ParaNorman is a good stop-motion cartoon with a gay kid in it. If you didn’t pay much attention to this movie when it came out last year, either because you don’t have kids or don’t like the horror genre it parodies or just didn’t see much about it in the media, then this might be all you know about it. It’s certainly what raised the biggest fuss, both among those eager to praise the film’s liberal tendencies and professional rage-mongers who supposedly took offense to it. It’s a shame, not just because the film has a lot more to offer, but because all this commotion around it spoils the surprise revelation of the character’s homosexuality, which is a single line at the end of the movie that’s played for laughs.

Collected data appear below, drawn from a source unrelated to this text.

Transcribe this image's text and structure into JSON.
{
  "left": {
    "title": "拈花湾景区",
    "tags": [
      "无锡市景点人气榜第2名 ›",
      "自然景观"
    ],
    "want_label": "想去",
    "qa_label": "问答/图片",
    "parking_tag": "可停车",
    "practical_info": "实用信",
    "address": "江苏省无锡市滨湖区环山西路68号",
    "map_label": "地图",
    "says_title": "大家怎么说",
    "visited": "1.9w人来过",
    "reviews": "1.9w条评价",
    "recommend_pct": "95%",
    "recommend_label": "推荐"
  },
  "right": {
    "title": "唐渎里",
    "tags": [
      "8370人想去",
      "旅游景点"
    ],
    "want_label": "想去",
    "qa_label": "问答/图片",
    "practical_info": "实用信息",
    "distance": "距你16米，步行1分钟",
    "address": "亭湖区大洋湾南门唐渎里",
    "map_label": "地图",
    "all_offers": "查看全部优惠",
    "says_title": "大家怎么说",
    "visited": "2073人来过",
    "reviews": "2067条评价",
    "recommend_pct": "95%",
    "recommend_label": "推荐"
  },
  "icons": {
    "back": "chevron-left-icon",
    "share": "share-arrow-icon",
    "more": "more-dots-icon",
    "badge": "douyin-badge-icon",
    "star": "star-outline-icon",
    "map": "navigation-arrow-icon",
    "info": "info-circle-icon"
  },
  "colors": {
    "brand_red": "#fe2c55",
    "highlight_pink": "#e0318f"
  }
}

To spoil what’s already been spoiled by the likes of The Advocate and National Review, the gay character is a teenage jock named Mitch (voiced by Casey Affleck), a meat-headed naïf who spends most of the movie as the clueless object of a young girl’s affections.

ParaNorman deserves praise for depicting the first openly gay character in a children’s cartoon (though the key word is openly, since otherwise Mitch was beaten to the punch by Captain Hook and Squidward Tentacles), but far more impressive is its surprisingly hip, honest, and compassionate depiction of modern American childhood, of which the casual inclusion of a gay teenager is just one telling detail. Equally telling are the jokes about police brutality and parents with camcorders, or the references to slasher movies and mental illness, or even the White Stripes bluegrass song “Little Ghost” playing over the end credits. Directed by animators Sam Fell and Chris Butler (the latter also wrote the screenplay), ParaNorman was clobbered at the box office last year by Christoper Nolan’s The Dark Knight Rises, a white elephant with half the intelligence of this quirky stop-motion horror-comedy. It’s mired in the sort of creepy-cute aesthetic popularized by Tim Burton and Henry Selick, and pioneered by Edward Gorey and Charles Addams before them, and Butler’s lack of refinement as a writer occasionally shows in clunky and obvious jokes, but ParaNorman is still wittier, more relevant, and more fun than anything the animation goliaths at Pixar have made since 2008’s WALL-E.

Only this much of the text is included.